RoboRally Chess

Inspired by this comment, I decided to come up with a chess variant for RoboRally. I wanted to keep the programming aspect of RoboRally and the multiple pieces & capture-the-king goal of chess intact. Programming a “side” of 16 bots would be too daunting, but a king bot and a handful of piece bots (using chess pieces) would be manageable.

The chess pieces need to have easily identifiable facing, so pieces from Chess Teacher, chess dice from Proteus, standard chess pieces mounted on some teardrop-shaped bases, or gaming miniatures that are evoke the proper piece (clerics, mounted riders, perhaps golems for rooks, etc.) could be used. The king itself could be a standard RoboRally bot. Each player needs a king and a selection of pieces, for example, a rook, a bishop, and two knights.

Photo of the "Chess" board from planet gareth

Photo of the “Chess” board from planet gareth

Select one (or two) of the more symmetrically balanced boards from RoboRally—the “Chess” board from the Avalon Hill edition is an obvious choice, but there are many more that will work. You could use an empty grid as well, but then this becomes more chess and less RoboRally.

The two players set up their pieces on the two rows closest to opposite ends of the selected arena (secretly, if each wants to wait until the other sets up before deciding on their own set up). Deal out starting hands of 9 RoboRally cards.

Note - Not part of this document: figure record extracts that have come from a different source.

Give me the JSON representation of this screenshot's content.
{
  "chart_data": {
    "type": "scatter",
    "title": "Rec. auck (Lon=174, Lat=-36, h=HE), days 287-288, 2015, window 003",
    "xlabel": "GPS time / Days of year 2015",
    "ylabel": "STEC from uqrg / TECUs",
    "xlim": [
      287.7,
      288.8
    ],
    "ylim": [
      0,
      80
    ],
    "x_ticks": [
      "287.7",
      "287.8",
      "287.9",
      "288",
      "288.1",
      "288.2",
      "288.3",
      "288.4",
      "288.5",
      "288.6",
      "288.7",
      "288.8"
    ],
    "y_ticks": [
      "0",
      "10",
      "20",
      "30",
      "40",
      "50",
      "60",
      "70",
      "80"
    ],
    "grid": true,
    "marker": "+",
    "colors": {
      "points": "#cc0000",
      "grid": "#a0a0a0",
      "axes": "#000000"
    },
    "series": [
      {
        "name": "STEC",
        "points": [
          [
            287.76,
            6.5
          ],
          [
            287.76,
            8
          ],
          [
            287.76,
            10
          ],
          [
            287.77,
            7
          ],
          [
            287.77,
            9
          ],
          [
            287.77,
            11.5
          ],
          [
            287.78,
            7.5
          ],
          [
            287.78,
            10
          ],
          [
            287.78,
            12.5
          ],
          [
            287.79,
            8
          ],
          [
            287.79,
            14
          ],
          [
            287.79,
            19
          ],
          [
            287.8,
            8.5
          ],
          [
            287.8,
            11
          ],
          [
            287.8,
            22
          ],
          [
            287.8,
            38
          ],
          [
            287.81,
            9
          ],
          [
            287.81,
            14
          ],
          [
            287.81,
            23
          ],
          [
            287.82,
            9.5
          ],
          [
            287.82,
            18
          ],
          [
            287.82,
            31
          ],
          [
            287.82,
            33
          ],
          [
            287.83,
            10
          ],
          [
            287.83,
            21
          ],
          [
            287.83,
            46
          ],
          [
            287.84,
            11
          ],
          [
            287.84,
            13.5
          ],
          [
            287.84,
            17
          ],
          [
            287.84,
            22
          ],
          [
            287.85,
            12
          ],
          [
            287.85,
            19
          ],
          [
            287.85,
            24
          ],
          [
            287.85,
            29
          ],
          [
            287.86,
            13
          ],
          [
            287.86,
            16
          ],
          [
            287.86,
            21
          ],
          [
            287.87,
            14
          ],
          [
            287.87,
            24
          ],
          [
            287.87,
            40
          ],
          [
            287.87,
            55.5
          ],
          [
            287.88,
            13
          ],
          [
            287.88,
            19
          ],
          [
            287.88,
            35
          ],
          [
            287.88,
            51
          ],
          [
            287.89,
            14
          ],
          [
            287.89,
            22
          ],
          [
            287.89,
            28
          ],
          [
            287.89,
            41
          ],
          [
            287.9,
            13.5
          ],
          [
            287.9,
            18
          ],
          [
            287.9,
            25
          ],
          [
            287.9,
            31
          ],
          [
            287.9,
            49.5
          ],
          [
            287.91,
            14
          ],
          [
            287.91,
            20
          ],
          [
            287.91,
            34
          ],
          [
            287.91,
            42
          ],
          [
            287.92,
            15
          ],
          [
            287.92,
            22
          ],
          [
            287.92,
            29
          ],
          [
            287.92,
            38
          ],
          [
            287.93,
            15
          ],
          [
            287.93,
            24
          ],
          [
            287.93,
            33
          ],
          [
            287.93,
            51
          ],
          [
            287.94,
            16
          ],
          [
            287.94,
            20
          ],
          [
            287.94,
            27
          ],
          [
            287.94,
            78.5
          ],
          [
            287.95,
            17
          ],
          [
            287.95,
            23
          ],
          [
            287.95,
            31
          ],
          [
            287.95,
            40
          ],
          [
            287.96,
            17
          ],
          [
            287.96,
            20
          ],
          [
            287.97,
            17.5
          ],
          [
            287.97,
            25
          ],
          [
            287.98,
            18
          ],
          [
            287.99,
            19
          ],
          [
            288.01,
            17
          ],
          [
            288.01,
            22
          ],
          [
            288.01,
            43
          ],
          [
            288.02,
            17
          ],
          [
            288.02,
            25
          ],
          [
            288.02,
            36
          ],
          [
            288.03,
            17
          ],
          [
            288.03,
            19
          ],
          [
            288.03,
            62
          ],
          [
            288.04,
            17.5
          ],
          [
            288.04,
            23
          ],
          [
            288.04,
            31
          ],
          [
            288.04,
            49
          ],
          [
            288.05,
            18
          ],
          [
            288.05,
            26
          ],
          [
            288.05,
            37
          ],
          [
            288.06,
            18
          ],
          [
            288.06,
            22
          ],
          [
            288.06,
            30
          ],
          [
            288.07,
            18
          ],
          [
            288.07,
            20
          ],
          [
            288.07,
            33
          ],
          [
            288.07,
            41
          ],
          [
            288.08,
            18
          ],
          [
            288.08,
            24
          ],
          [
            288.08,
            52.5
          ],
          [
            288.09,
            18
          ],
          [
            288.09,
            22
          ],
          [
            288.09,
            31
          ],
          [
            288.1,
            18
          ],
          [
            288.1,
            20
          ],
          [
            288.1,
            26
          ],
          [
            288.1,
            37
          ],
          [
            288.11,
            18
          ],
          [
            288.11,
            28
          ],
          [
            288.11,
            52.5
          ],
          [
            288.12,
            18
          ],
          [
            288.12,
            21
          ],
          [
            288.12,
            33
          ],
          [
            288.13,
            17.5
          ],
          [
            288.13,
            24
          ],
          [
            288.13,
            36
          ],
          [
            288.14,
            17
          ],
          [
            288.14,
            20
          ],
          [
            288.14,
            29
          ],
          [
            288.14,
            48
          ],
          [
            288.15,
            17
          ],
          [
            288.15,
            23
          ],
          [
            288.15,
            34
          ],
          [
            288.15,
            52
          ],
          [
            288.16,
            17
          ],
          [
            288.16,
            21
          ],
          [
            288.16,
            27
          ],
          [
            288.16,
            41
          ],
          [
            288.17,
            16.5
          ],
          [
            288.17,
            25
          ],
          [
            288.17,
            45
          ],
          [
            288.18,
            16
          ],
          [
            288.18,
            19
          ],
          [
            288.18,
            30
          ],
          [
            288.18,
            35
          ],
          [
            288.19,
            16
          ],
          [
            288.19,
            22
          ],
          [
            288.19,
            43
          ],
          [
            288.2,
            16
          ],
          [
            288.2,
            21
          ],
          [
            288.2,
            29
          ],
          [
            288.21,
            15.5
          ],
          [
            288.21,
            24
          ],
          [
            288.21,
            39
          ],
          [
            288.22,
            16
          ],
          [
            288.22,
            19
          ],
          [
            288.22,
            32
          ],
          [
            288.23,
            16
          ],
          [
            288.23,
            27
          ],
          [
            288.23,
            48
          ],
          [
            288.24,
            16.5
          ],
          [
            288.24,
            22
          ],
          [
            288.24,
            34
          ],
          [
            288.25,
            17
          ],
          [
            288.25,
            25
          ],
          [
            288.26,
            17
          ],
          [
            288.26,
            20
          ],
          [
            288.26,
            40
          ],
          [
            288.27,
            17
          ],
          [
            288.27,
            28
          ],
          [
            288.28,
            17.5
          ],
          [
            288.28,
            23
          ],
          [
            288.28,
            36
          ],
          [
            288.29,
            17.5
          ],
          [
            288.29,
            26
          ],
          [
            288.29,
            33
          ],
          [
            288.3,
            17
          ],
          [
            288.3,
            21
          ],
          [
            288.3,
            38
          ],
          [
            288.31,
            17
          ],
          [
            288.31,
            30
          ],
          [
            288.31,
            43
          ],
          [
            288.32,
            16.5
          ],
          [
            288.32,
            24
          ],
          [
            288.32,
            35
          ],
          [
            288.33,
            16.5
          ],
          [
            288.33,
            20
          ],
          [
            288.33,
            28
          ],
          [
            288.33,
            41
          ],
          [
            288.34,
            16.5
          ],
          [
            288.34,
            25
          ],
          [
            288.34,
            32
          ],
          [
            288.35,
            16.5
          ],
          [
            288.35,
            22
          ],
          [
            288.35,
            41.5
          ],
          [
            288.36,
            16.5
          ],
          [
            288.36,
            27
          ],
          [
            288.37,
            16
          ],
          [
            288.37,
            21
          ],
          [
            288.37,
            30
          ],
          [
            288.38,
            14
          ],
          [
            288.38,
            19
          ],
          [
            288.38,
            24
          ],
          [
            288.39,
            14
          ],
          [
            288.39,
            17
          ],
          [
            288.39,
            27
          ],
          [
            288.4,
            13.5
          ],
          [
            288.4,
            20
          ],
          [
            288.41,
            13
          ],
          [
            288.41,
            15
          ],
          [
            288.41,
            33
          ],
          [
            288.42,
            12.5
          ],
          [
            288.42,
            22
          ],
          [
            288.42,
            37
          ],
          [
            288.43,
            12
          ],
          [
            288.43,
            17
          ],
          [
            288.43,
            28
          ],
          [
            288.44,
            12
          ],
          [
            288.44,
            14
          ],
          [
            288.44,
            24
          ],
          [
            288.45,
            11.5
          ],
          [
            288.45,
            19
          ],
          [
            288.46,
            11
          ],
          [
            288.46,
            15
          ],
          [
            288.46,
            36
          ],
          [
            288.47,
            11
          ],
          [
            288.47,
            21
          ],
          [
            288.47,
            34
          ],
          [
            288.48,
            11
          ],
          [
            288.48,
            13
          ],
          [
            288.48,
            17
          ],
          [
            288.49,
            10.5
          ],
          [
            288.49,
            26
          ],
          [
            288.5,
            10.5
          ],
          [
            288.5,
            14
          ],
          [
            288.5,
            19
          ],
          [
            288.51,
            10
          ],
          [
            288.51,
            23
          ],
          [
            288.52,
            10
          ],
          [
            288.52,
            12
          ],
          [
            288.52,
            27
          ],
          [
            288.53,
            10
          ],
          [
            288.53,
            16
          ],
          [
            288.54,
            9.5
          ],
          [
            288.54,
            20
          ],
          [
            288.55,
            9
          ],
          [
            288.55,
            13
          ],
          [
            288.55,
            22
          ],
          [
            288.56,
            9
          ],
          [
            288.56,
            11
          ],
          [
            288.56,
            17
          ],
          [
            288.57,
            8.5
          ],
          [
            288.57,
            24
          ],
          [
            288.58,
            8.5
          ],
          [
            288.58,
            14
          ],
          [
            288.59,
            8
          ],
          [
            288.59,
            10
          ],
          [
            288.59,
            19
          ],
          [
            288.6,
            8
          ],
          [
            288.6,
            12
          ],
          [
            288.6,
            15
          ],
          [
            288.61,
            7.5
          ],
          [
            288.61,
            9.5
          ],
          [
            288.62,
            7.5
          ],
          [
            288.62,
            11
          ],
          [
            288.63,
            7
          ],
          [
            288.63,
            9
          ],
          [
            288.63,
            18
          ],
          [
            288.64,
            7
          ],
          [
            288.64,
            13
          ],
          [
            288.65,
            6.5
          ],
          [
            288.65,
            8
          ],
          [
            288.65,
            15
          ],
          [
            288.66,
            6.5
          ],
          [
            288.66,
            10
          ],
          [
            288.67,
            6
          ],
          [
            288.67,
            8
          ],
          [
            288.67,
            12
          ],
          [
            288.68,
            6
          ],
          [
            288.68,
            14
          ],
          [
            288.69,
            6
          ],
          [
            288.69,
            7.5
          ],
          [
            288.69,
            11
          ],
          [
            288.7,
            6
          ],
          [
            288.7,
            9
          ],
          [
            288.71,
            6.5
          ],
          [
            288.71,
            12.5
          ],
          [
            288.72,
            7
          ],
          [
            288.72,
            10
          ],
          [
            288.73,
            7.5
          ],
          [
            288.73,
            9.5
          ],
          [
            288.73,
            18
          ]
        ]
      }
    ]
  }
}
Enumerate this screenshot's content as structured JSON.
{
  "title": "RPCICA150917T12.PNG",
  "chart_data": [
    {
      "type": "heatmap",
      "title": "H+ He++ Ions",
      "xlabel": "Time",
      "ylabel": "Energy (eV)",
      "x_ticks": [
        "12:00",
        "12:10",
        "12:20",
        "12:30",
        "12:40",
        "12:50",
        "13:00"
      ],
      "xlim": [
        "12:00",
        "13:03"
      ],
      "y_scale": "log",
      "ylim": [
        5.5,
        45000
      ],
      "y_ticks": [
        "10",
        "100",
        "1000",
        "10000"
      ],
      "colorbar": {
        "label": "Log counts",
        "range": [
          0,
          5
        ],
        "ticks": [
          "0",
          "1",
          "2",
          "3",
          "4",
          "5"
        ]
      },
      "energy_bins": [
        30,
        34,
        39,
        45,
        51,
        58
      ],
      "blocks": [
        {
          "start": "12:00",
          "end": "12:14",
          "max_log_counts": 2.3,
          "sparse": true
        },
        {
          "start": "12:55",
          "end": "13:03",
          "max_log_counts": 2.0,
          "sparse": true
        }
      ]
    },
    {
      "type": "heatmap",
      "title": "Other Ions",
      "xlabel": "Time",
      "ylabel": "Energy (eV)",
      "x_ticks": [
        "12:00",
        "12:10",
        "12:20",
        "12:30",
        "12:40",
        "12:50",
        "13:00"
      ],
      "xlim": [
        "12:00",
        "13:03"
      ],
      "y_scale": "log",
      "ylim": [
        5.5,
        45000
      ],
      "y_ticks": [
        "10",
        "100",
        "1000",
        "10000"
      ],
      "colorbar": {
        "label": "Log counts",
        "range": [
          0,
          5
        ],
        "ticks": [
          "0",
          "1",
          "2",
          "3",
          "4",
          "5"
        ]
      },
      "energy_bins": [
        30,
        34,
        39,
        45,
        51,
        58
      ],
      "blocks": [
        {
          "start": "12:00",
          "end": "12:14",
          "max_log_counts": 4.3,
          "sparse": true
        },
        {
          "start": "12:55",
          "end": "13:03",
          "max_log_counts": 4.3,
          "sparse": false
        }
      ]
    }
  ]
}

Each turn, players lay out programs of five cards. The cards are revealed and executed in priority order. For each card, however, a player chooses any one of his pieces to move. A “Move 1″ allows a piece to make its normal chess move (and maintains the piece’s facing); all other cards would use their normal RoboRally movement or turning effect. Opposing robots landed on with a “Move 1″ chess move are captured; robots landed on with any other movement are pushed per the RoboRally rules. There are no checking rules as in chess, since the eventual capture requires hidden information (the presence of a “Move 1″). No castling or en passant captures either, for that matter.

Knights using a “Move 1″ are subject to effects similar to those of the “Frog Legs” option: the knight can pass over pits but would get stopped by walls; the knight move can be made only if a three-square path from the starting space the the landing space could be traversed by a flying robot.

A bishop can move through any vertex unless a wall or open pit on the bishop’s left and a wall or open pit on the bishop’s right meet at the vertex.

King Twonky and four chess dice pieces

King Twonky and four chess dice pieces. Photo by J. Hunter Johnson, released under CC-BY-SA-3.0

A piece ending a turn on a double-wrench space farthest from its starting edge can be promoted (instead of any healing damage or gaining an option). That is, of the rows that have any double-wrench spaces, only the row farthest from the starting edge row “empowers” its double-wrenches with promotion capability.

The object of the game is to capture the opposing king with a chess move or eliminate him through Robo Rally effects (pits, crushers, or accumulated damage). Only damage to the king reduces the number of cards drawn.

Shogi pieces could also be used this way (and have good facing). You could even mix-and-match shogi pieces, other regional chess-like games’ pieces, or fairy chess pieces (see Chess variants). If you get really deep into it, you can also experiment with unbalanced sides, piece drafts, or point buys—let me know how it goes!